Purpose: Record CUDA kernel sequence for fast replay (eliminates kernel launch overhead).

Why only for decoding?

  • Decode has fixed input pattern (1 token per sequence)
  • Prefill has variable input lengths

Capture Strategy:

  • Pre-allocate buffers at maximum sizes
  • Capture for common batch sizes: [1, 2, 4, 8] + list(range(16, max_bs + 1, 16))
  • Capture largest batch first (memory pool sized for largest case)

Why warmup before capture?

  • CUDA graphs require all memory allocations before capture
  • Warmup triggers lazy allocations → stable memory during capture

Why torch.cuda.synchronize() before reset_context()?

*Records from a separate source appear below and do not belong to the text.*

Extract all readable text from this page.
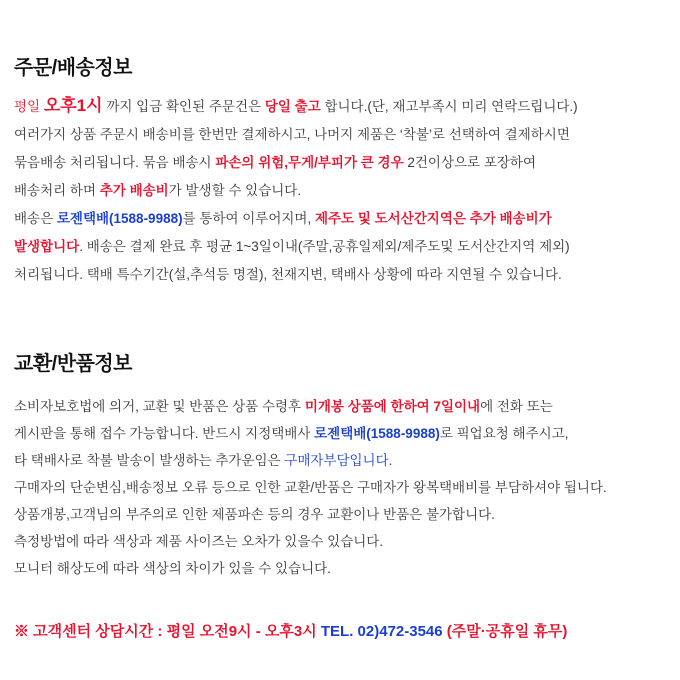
주문/배송정보
평일 오후1시 까지 입금 확인된 주문건은 당일 출고 합니다.(단, 재고부족시 미리 연락드립니다.)
여러가지 상품 주문시 배송비를 한번만 결제하시고, 나머지 제품은 ‘착불’로 선택하여 결제하시면
묶음배송 처리됩니다. 묶음 배송시 파손의 위험,무게/부피가 큰 경우 2건이상으로 포장하여
배송처리 하며 추가 배송비가 발생할 수 있습니다.
배송은 로젠택배(1588-9988)를 통하여 이루어지며, 제주도 및 도서산간지역은 추가 배송비가
발생합니다. 배송은 결제 완료 후 평균 1~3일이내(주말,공휴일제외/제주도및 도서산간지역 제외)
처리됩니다. 택배 특수기간(설,추석등 명절), 천재지변, 택배사 상황에 따라 지연될 수 있습니다.
교환/반품정보
소비자보호법에 의거, 교환 및 반품은 상품 수령후 미개봉 상품에 한하여 7일이내에 전화 또는
게시판을 통해 접수 가능합니다. 반드시 지정택배사 로젠택배(1588-9988)로 픽업요청 해주시고,
타 택배사로 착불 발송이 발생하는 추가운임은 구매자부담입니다.
구매자의 단순변심,배송정보 오류 등으로 인한 교환/반품은 구매자가 왕복택배비를 부담하셔야 됩니다.
상품개봉,고객님의 부주의로 인한 제품파손 등의 경우 교환이나 반품은 불가합니다.
측정방법에 따라 색상과 제품 사이즈는 오차가 있을수 있습니다.
모니터 해상도에 따라 색상의 차이가 있을 수 있습니다.
※ 고객센터 상담시간 : 평일 오전9시 - 오후3시 TEL. 02)472-3546 (주말·공휴일 휴무)
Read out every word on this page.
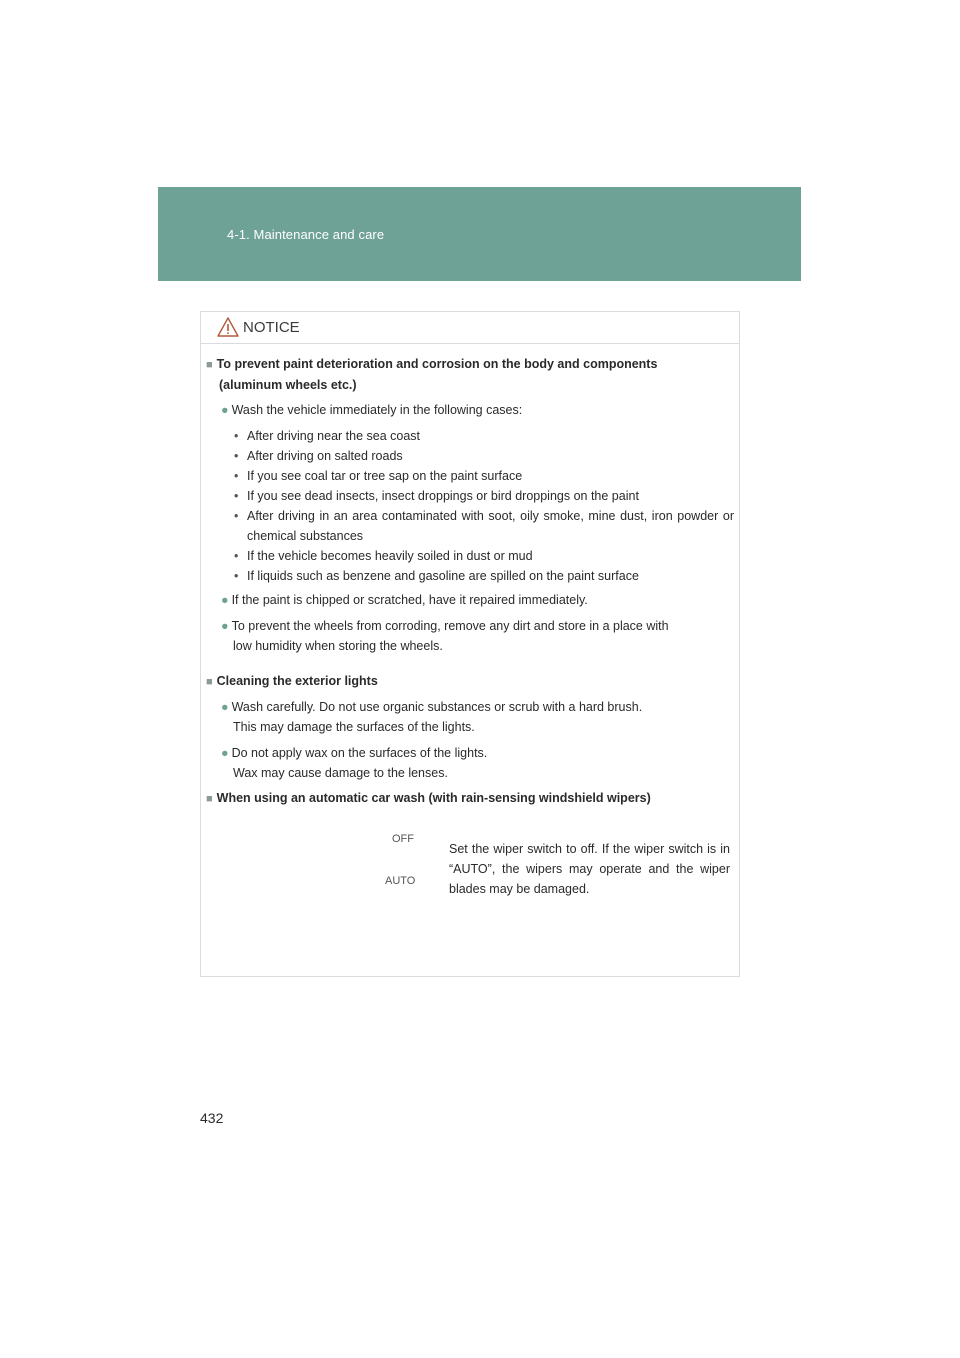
4-1. Maintenance and care
NOTICE
■ To prevent paint deterioration and corrosion on the body and components
(aluminum wheels etc.)
● Wash the vehicle immediately in the following cases:
• After driving near the sea coast
• After driving on salted roads
• If you see coal tar or tree sap on the paint surface
• If you see dead insects, insect droppings or bird droppings on the paint
• After driving in an area contaminated with soot, oily smoke, mine dust, iron powder or chemical substances
• If the vehicle becomes heavily soiled in dust or mud
• If liquids such as benzene and gasoline are spilled on the paint surface
● If the paint is chipped or scratched, have it repaired immediately.
● To prevent the wheels from corroding, remove any dirt and store in a place with
low humidity when storing the wheels.
■ Cleaning the exterior lights
● Wash carefully. Do not use organic substances or scrub with a hard brush.
This may damage the surfaces of the lights.
● Do not apply wax on the surfaces of the lights.
Wax may cause damage to the lenses.
■ When using an automatic car wash (with rain-sensing windshield wipers)
OFF
AUTO
Set the wiper switch to off. If the wiper switch is in “AUTO”, the wipers may operate and the wiper blades may be damaged.
432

  • Ensure capture completes before resetting for next capture

@torch.inference_mode():

  • Decorator that disables gradient tracking
  • Optimizes inference performance

4.8 Auxiliary Methods

loop():

  • Worker process main loop
  • Waits for events and calls requested methods

call():

  • Called by both master and workers
  • Master writes to shared memory
  • Workers read from shared memory

4.9 Relationship: torch.compile vs CUDA Graph

torch.compile:

  • Fuses multiple operations into one kernel
  • Saves kernel execution time
  • Example:
    @torch.compile
    def attention(q, k, v):
        scores = q @ k.T         # ┐
        probs = softmax(scores)  # ├─ Fused into ONE kernel
        output = probs @ v       # ┘
        return output

CUDA Graph:

  • Records kernel sequence for replay
  • Saves kernel launch overhead (no CPU involvement)
  • Captures the execution graph

Combined: torch.compile reduces kernels, CUDA graph eliminates launch overhead.


Step 5: Scheduler ✅

Path: scheduler.py

Purpose: Decide which sequences to run in each iteration, manage waiting/running queues.

5.1 Core Design

Two Queues:

  1. Waiting queue: New sequences not yet started
  2. Running queue: Currently running sequences

5.2 Scheduling Logic

Priority: Prefill > Decode

The scheduler always tries prefill first, even if running queue is not empty!

Schedule Flow:

  1. Try to add prefill sequences:

    • Check if new sequences from waiting queue can fit
    • Stop when no more space for prefill
  2. If no new prefill added, schedule decode:

    • Continue existing running sequences
    • If no space for more, preempt lowest-priority sequence

5.3 Postprocessing

After generation:

  • Check if sequences are finished (EOS token or max length)
  • If finished: deallocate blocks via BlockManager
  • Move completed sequences out of running queue

Step 6: LLM Engine ✅

Path: llm_engine.py

Purpose: Top-level API orchestrating scheduler, model runner, and request handling.

6.1 Core Methods

add_request(prompt_str):

  • Transform prompt string → Sequence object
  • Add to scheduler's waiting queue

step():

  • Call scheduler.schedule() to get sequences to run
  • Call model_runner.run() to execute them
  • Update sequence states

generate(prompts):

  • Main entry point for inference
  • For each prompt:
    1. Add to scheduler
    2. Call step() repeatedly until done
    3. Print generation speed stats

6.2 Cleanup

Why exit() and atexit.register(self.exit)?

def exit(self):
    # Cleanup code
    self.workers.join()  # Wait for workers to finish

atexit.register(self.exit)

Purpose: When Python program stops, automatically:

  1. Call engine.exit() to clean up resources
  2. Wait for worker processes to finish gracefully
  3. Prevent zombie processes or corrupted state

Summary: Learning Order

  1. Layers (activation → layernorm → linear → vocab/lmhead → attention → rotary)
  2. Model (assemble layers, verify it runs)
  3. Sequence Management (Sequence → Block → BlockManager)
  4. Model Runner (data prep, CUDA graphs, sampling)
  5. Scheduler (queue management, prefill/decode scheduling)
  6. LLM Engine (top-level orchestration)

Each step builds on the previous, gradually constructing a complete inference system with advanced optimizations like PagedAttention, CUDA graphs, and prefix caching.